В другом месте города, в своей квартире, состоявшей из одной большой комнаты и кухни, Люда, невестка, аккуратно укладывала в большую картонную коробку разные трогательные вещички — то первое, что надевают на человека, когда он приходит в мир; так когда-то было, теперь же это было последним, что на человечке было, и когда последнюю пеленку с него снимали, то вскоре и самого человечка не найти было. Пеленки, подгузнички, ползунки, пинетки… Люда губами улыбалась, глазами же плакала, и у Константина, мужа ее, такой же разлад был на лице; он сейчас был дома, день был воскресным.
— Ну не надо, не надо, — тихо говорил он. — Не вернешь и ничего не поделаешь, у всех так; общая судьба; не знаю уж, кому это понадобилось, но против жизни не пойдешь.
— Мы против жизни идем, — сказала Люда, улыбаясь и плача по-прежнему.
— Ну пожалуйста, не надо…
Люда замолчала и продолжала укладывать вещички, аккуратно их разглаживая ладонями. Потом накрыла коробку крышкой, перевязала широкой голубой лентой. Встала.
— Пора ехать, навестить твоего отца.
— Знаю, — ответил он с неудовольствием, уже надевая пиджак. — Рад бы не ехать. Не хочу. Но от нас не зависит.
— Ты ведь раньше — тогда — иначе к нему относился…
— Верно, — согласился он, подавая жене пальто. — Раньше я мало знал… и все мы ничего не знали. Хоть бы сейчас ничего не помнить!
— А я вот почти не помню, — сказала она, застегиваясь. — Приданое возьми. — Она выглядела теперь намного стройнее, чем была тогда, когда встречали Зернова на кладбище. — Очень, очень смутно…
— Повезло тебе, — сказал он в который уже раз: об этом они между собой разговаривали не впервые. — Тоже непонятно: отчего одни помнят хорошо, другие — смутно, третьи вообще ничего?
— Самые счастливые, — сказала она. Константин взял коробку с детским приданым, пробормотал: — Петя, Петюшка…
— Ну, идем, — сказала она, и они двинулись — навестить больного и вернуть то, что в свое время было подарком Натальи Васильевны к предстоявшему — тогда предстоявшему — счастливому семейному событию.

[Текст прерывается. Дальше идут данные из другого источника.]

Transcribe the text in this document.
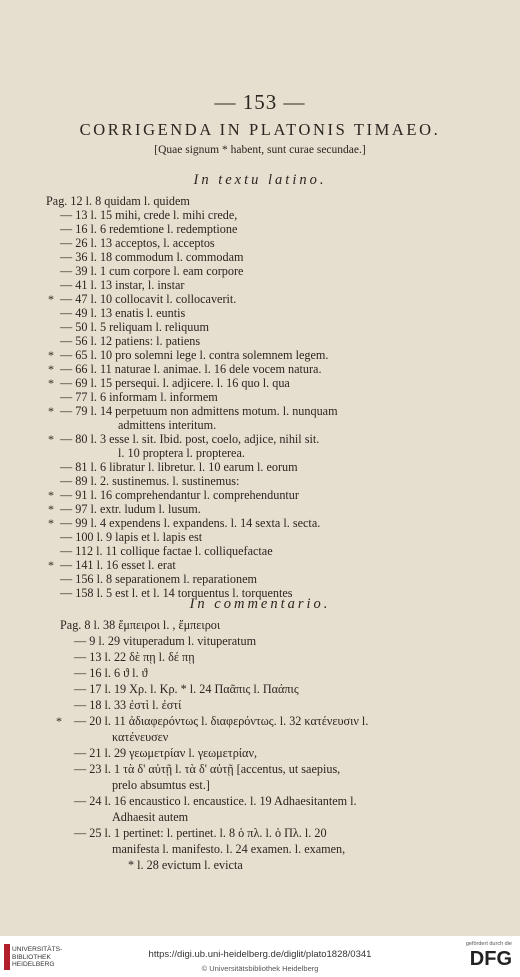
— 153 —
CORRIGENDA IN PLATONIS TIMAEO.
[Quae signum * habent, sunt curae secundae.]
In textu latino.
Pag. 12 l. 8 quidam l. quidem
— 13 l. 15 mihi, crede l. mihi crede,
— 16 l. 6 redemtione l. redemptione
— 26 l. 13 acceptos, l. acceptos
— 36 l. 18 commodum l. commodam
— 39 l. 1 cum corpore l. eam corpore
— 41 l. 13 instar, l. instar
— 47 l. 10 collocavit l. collocaverit.
— 49 l. 13 enatis l. euntis
— 50 l. 5 reliquam l. reliquum
— 56 l. 12 patiens: l. patiens
— 65 l. 10 pro solemni lege l. contra solemnem legem.
— 66 l. 11 naturae l. animae. l. 16 dele vocem natura.
— 69 l. 15 persequi. l. adjicere. l. 16 quo l. qua
— 77 l. 6 informam l. informem
— 79 l. 14 perpetuum non admittens motum. l. nunquam
admittens interitum.
— 80 l. 3 esse l. sit. Ibid. post, coelo, adjice, nihil sit.
l. 10 proptera l. propterea.
— 81 l. 6 libratur l. libretur. l. 10 earum l. eorum
— 89 l. 2. sustinemus. l. sustinemus:
— 91 l. 16 comprehendantur l. comprehenduntur
— 97 l. extr. ludum l. lusum.
— 99 l. 4 expendens l. expandens. l. 14 sexta l. secta.
— 100 l. 9 lapis et l. lapis est
— 112 l. 11 collique factae l. colliquefactae
— 141 l. 16 esset l. erat
— 156 l. 8 separationem l. reparationem
— 158 l. 5 est l. et l. 14 torquentus l. torquentes
*
*
*
*
*
*
*
*
*
*
In commentario.
Pag. 8 l. 38 ἔμπειροι l. , ἔμπειροι
— 9 l. 29 vituperadum l. vituperatum
— 13 l. 22 δὲ πῃ l. δέ πῃ
— 16 l. 6 ϑ l. ϑ
— 17 l. 19 Χρ. l. Κρ. * l. 24 Παᾶπις l. Παάπις
— 18 l. 33 ἐστὶ l. ἐστί
— 20 l. 11 ἀδιαφερόντως l. διαφερόντως. l. 32 κατένευσιν l.
κατένευσεν
— 21 l. 29 γεωμετρίαν l. γεωμετρίαν,
— 23 l. 1 τὰ δ' αὐτῇ l. τὰ δ' αὐτῇ [accentus, ut saepius,
prelo absumtus est.]
— 24 l. 16 encaustico l. encaustice. l. 19 Adhaesitantem l.
Adhaesit autem
— 25 l. 1 pertinet: l. pertinet. l. 8 ὁ πλ. l. ὁ Πλ. l. 20
manifesta l. manifesto. l. 24 examen. l. examen,
* l. 28 evictum l. evicta
*
UNIVERSITÄTS-
BIBLIOTHEK
HEIDELBERG
https://digi.ub.uni-heidelberg.de/diglit/plato1828/0341
© Universitätsbibliothek Heidelberg
gefördert durch die
DFG
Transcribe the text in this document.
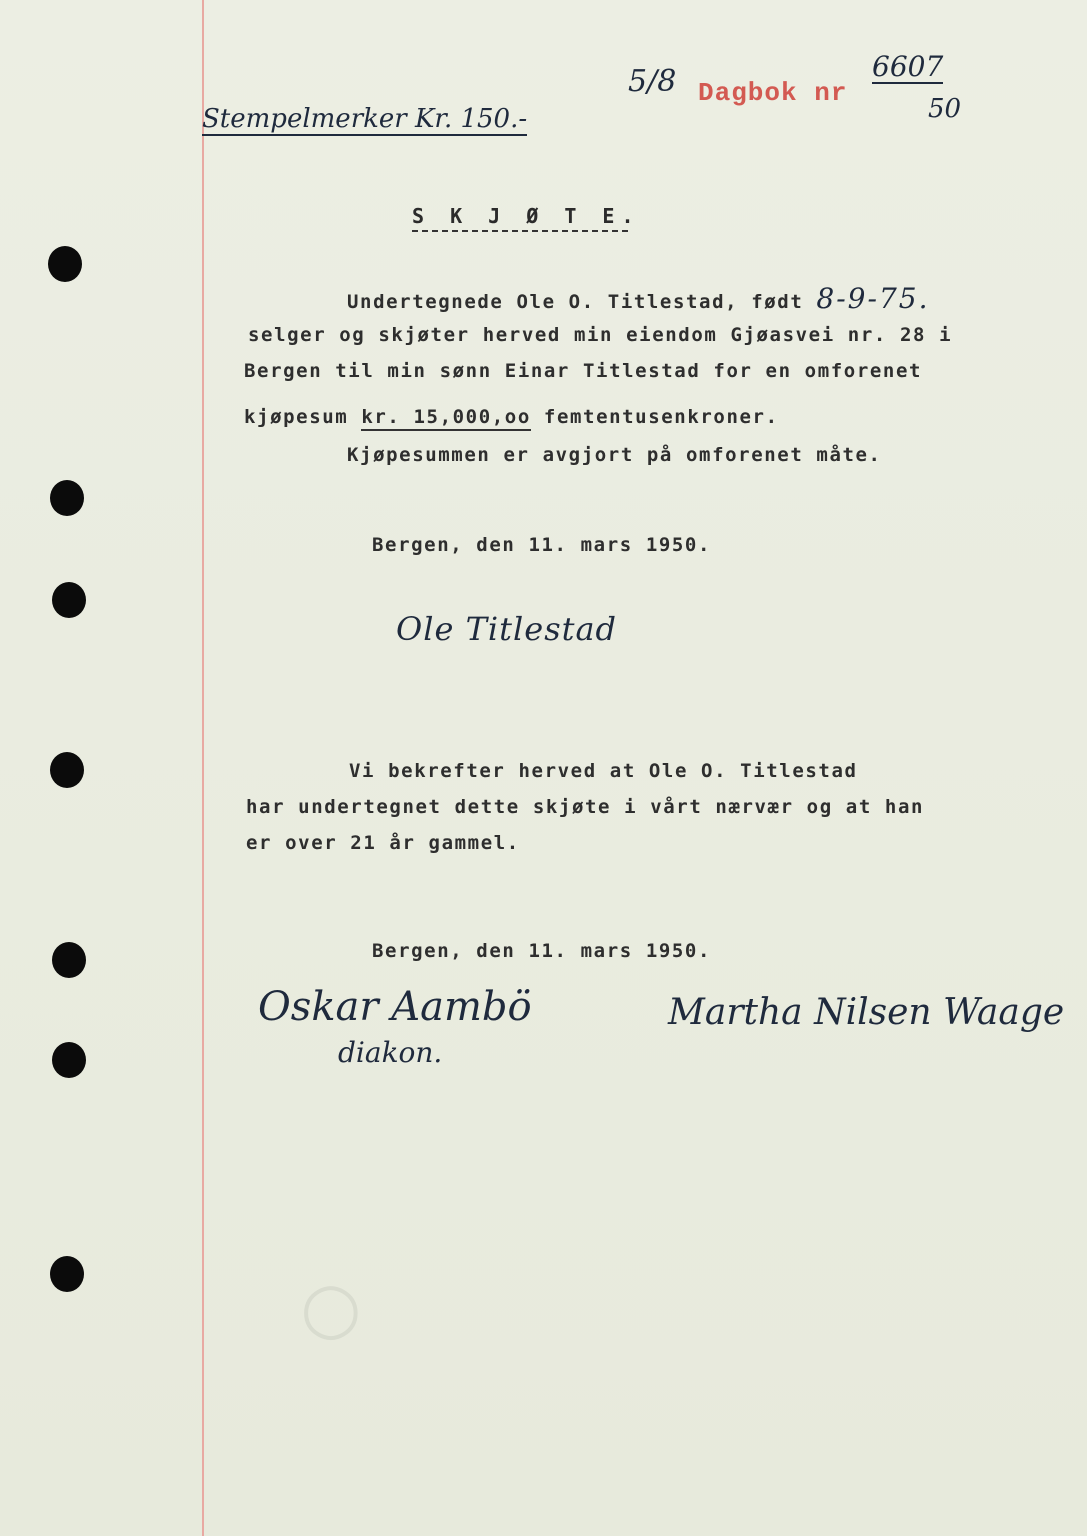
○
Stempelmerker Kr. 150.-
5/8 Dagbok nr
6607
50
S K J Ø T E.
Undertegnede Ole O. Titlestad, født 8-9-75.
selger og skjøter herved min eiendom Gjøasvei nr. 28 i
Bergen til min sønn Einar Titlestad for en omforenet
kjøpesum kr. 15,000,oo femtentusenkroner.
Kjøpesummen er avgjort på omforenet måte.
Bergen, den 11. mars 1950.
Ole Titlestad
Vi bekrefter herved at Ole O. Titlestad
har undertegnet dette skjøte i vårt nærvær og at han
er over 21 år gammel.
Bergen, den 11. mars 1950.
Oskar Aambö
diakon.
Martha Nilsen Waage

Зернов пролежал дома неделю с небольшим, постепенно приходя в себя, хотя был еще очень и очень слаб. Потом Наталья Васильевна увезла его в больницу, и там он пролежал еще почти месяц: его выхаживали, потом прооперировали. Операция была несложной, потому что раньше у Зернова ничего удалять не стали: оказалось, что бесполезно. И теперь его положили на стол, хирург автоматически, бездумно действуя пальцами, иглой удалил свежие швы, вскрыл полость, все переглянулись, безнадежно покачали головами, потом хирург стал показывать, и все смотрели на то в полости, что он показывал. Стали снимать зажимы, хирург решительно повел скальпелем, за которым плоть срасталась — не оставалось никакого следа от разреза. Из больницы Зернов вышел значительно более бодрым, чем вошел туда. Вернулся домой, обходясь уже почти совсем без посторонней помощи. Вскоре приехал врач, Зернов отдал ему полученное в больнице направление, врач, как и раньше, снял ручкой все вписанное в бланк, приложил резиновый кружок, чтобы исчез оттиск печати, и двумя пальцами уложил чистую бумагу в свою сумку. Они еще немного поговорили о здоровье, потом врач осмотрел и выслушал его и сказал, что теперь Зернов быстро выздоровеет. Зернов откровенно сказал врачу, что ни черта не понимает: медицина стала какой-то новой за время его болезни. Врач почему-то оглянулся и, пригнувшись, вполголоса сказал, что и сам ничего не понимает во всем этом.